Due to GDPR and capability issues data isn’t stored on the blockchain. The Open DSU, the abstraction layer, solve the interoperability issues between the different blockchains, applications and where the data ultimately resides. The abstraction layer also handles the questions around private keys and thus helps the application developers to focus on the business solution and not on the underlying technology.

From an identity standpoint the open DSU layer supports different identity systems and issuers. It ensures that the users and the organisations are in control of their identity and of their data and the application who is working with that data is also under their control.

 

Impact of COVID

COVID has demonstrated the importance of getting reliable information on a product, especially with regards to vaccines. The electronic product information helps to address that.
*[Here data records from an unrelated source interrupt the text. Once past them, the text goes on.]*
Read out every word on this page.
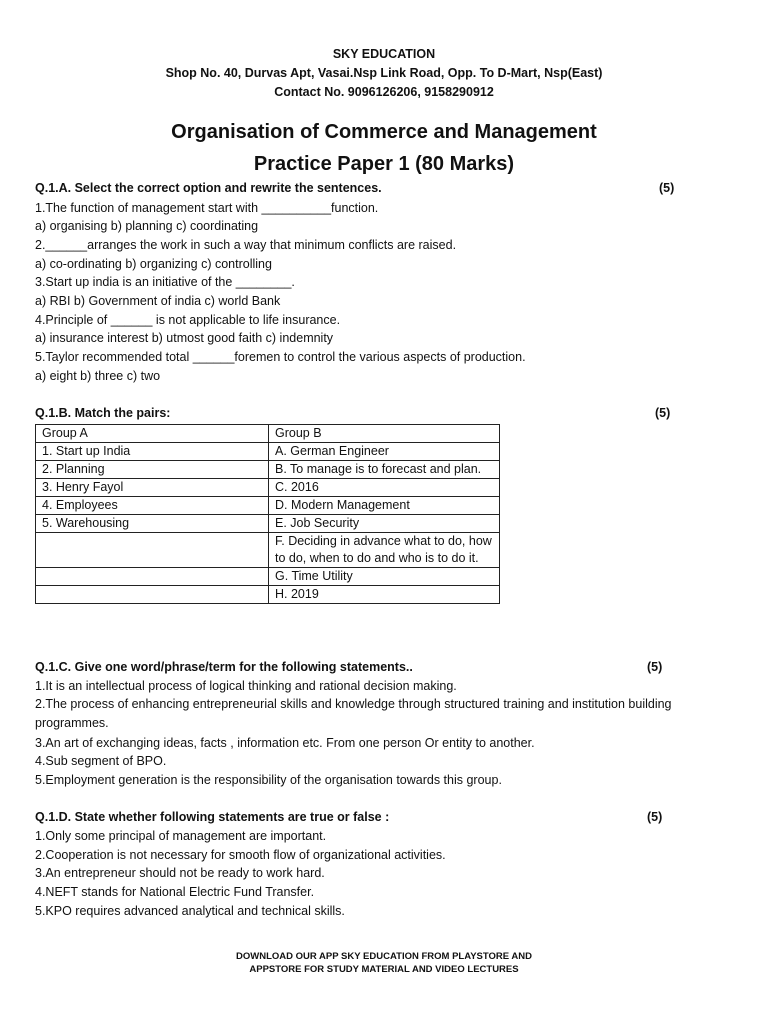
SKY EDUCATION
Shop No. 40, Durvas Apt, Vasai.Nsp Link Road, Opp. To D-Mart, Nsp(East)
Contact No. 9096126206, 9158290912
Organisation of Commerce and Management
Practice Paper 1 (80 Marks)
Q.1.A. Select the correct option and rewrite the sentences.	(5)
1.The function of management start with __________function.
a) organising b) planning c) coordinating
2.______arranges the work in such a way that minimum conflicts are raised.
a) co-ordinating b) organizing c) controlling
3.Start up india is an initiative of the ________.
a) RBI b) Government of india c) world Bank
4.Principle of ______ is not applicable to life insurance.
a) insurance interest b) utmost good faith c) indemnity
5.Taylor recommended total ______foremen to control the various aspects of production.
a) eight b) three c) two
Q.1.B. Match the pairs:	(5)
Group A	Group B
1. Start up India	A. German Engineer
2. Planning	B. To manage is to forecast and plan.
3. Henry Fayol	C. 2016
4. Employees	D. Modern Management
5. Warehousing	E. Job Security
	F. Deciding in advance what to do, how to do, when to do and who is to do it.
	G. Time Utility
	H. 2019
Q.1.C. Give one word/phrase/term for the following statements..	(5)
1.It is an intellectual process of logical thinking and rational decision making.
2.The process of enhancing entrepreneurial skills and knowledge through structured training and institution building
programmes.
3.An art of exchanging ideas, facts , information etc. From one person Or entity to another.
4.Sub segment of BPO.
5.Employment generation is the responsibility of the organisation towards this group.
Q.1.D. State whether following statements are true or false :	(5)
1.Only some principal of management are important.
2.Cooperation is not necessary for smooth flow of organizational activities.
3.An entrepreneur should not be ready to work hard.
4.NEFT stands for National Electric Fund Transfer.
5.KPO requires advanced analytical and technical skills.
DOWNLOAD OUR APP SKY EDUCATION FROM PLAYSTORE AND
APPSTORE FOR STUDY MATERIAL AND VIDEO LECTURES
There has been many instances of counterfeited personal protective equipment which can be addressed with ability to track the provenance of the materials.

The IoT use case for clinical trials helps to perform clinical trials without having to come to the hospital through the use of remote devices.

What COVID has provided is the opportunity for what Daniel calls as hyper collaboration where manufacturers joining forces to help fill demand.

 

Post 2022

The grant agreement with the IMI and EFPIA, which comes to its conclusion at the end of 2022, is to demonstrate the uses cases in a pre-production environment, to document it, to disseminate the information through research papers, conferences, hackathons, and webinars.

For Daniel, a real achievement would be to have one of these use cases in a productive state before the project ends and to have the functional governance set up an operational.

For Marco, the three years of PharmaLedger is really to lay down the foundation that will give birth to many new use cases.